Oops, swapped my prod and local domains.

git commit -am "Ooops mixed up my local and prod urls"

Ok, it looks like it is all working for my my base level requirements 1-6. I still want a source map for my CSS and that isn't done yet, but that is a Sass task.

I still have some other major tasks... like building a real home page, including serious SE/MO and a few other things, but now I can move forward on that work confident that this system hits my baseline requirements and I can invest more time into it.

Finishing off my requirements means handling some Sass to get mapping to work. I can define sourceMap and write the file appropriately, but it looks like I'll need handle two complications, first the relative paths to the source file will have to be passed through so the Sass files can be exposed on the front end. That's easy enough with a few functions in .eleventy.js. But it also apparently will need to have a full, not relative, url.

I thought I might be able to use global data added at the config level, but it looks like that isn't available yet. Didn't see that on my first run through as it isn't super obviously called out.
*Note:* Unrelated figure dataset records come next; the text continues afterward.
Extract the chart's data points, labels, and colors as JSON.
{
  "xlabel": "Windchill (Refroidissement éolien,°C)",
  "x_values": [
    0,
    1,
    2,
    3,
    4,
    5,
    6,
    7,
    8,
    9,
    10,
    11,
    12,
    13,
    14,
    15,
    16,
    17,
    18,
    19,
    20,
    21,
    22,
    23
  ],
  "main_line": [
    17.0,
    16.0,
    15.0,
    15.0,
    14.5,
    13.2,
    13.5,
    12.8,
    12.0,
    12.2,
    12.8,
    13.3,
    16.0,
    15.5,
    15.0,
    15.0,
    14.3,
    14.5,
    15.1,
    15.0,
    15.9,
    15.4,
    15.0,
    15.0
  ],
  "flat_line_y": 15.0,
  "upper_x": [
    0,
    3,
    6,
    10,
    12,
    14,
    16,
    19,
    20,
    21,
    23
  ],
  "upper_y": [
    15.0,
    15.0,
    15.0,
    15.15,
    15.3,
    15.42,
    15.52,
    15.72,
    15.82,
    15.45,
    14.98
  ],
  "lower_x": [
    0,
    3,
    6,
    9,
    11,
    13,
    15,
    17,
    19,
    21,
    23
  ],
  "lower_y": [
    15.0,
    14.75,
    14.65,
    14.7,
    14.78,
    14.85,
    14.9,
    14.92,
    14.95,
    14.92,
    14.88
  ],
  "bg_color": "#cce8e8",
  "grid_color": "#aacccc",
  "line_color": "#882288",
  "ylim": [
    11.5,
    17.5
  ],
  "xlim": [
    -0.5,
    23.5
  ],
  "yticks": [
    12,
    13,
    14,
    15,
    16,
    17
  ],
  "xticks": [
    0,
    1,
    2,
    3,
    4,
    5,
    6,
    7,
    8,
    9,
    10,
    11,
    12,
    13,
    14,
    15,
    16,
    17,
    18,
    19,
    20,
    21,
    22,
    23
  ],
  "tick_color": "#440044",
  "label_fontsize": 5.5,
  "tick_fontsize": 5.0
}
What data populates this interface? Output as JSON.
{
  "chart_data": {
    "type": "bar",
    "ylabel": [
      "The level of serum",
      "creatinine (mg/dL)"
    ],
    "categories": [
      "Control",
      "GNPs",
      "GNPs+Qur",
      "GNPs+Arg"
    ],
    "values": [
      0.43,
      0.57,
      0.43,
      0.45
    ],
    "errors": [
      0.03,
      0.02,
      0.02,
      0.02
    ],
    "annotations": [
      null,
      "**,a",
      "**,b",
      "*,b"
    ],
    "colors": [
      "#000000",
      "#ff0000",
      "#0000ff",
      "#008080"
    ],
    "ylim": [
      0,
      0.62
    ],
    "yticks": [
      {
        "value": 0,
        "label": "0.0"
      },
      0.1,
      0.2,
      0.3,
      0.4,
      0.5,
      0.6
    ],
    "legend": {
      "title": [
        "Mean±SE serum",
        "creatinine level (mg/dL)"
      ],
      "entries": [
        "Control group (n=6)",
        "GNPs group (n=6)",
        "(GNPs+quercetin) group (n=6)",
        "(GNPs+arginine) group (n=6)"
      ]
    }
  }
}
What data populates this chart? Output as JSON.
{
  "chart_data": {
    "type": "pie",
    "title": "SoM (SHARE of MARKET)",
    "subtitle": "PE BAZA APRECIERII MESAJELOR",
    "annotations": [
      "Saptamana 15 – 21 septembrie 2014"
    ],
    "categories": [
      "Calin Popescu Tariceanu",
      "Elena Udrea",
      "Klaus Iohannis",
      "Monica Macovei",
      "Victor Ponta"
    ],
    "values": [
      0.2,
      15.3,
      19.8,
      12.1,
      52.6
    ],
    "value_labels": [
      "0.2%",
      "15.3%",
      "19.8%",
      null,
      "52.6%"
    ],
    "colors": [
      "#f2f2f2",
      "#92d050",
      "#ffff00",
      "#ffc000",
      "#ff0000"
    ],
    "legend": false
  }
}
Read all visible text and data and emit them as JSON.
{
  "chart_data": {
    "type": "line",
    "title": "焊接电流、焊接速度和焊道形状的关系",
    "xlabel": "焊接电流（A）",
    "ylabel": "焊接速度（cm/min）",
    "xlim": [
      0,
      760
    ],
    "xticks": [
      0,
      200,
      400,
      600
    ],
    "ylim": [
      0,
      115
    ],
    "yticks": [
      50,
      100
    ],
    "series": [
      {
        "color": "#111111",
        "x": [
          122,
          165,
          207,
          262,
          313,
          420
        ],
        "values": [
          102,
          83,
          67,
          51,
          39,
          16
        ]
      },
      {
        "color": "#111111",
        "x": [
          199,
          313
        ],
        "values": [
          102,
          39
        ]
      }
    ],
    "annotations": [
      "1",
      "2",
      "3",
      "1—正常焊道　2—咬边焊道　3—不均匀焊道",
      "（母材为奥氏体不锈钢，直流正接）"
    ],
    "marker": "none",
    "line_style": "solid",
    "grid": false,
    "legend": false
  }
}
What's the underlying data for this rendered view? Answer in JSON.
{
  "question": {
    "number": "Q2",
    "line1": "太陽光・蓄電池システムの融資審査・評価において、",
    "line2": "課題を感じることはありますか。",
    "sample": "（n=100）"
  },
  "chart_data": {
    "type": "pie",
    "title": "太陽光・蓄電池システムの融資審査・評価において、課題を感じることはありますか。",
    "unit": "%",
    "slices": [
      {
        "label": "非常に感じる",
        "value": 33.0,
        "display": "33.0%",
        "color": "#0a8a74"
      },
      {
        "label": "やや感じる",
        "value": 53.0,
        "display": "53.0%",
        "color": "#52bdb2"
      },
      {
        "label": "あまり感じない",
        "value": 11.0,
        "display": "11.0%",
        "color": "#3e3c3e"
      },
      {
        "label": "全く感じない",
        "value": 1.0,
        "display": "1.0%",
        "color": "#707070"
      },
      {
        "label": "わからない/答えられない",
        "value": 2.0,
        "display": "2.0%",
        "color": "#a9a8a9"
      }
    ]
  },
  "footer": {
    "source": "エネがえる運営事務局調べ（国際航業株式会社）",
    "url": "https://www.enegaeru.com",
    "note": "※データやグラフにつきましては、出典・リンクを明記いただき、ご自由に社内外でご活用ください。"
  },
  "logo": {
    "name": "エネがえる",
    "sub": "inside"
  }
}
I decided to use a combination of dotenv and setting some internal Node-level variables here to set up the domain name once and reuse it elsewhere.

Hmmm, while trying to debug I noticed my image rewrite method was also applying to all links. Oops. I'll need to pass in a smarter function.

		replaceLink: function (link, env) {
// console.log("env:", env);
var imageLinkRegex = /^..\/img\//;
if (link && imageLinkRegex.test(link)) {
return (
env.site.site_url +
"/img/" +
link.replace(imageLinkRegex, "")
);
} else {
return link;
}
}

While I'm fiddling with markdown-it, I should also add target="_blank" to all my links.

Still looking at how to get sourcemaps working.

git commit -am "Fixing a number of path and link issues, still trying to get Sass working with sourcemaps"

  • See if we can start Markdown's interpretation of H tags to start at 2, since H1 is always pulled from the page title metadata. If it isn't easy, I just have to change my pattern of writing in the MD documents.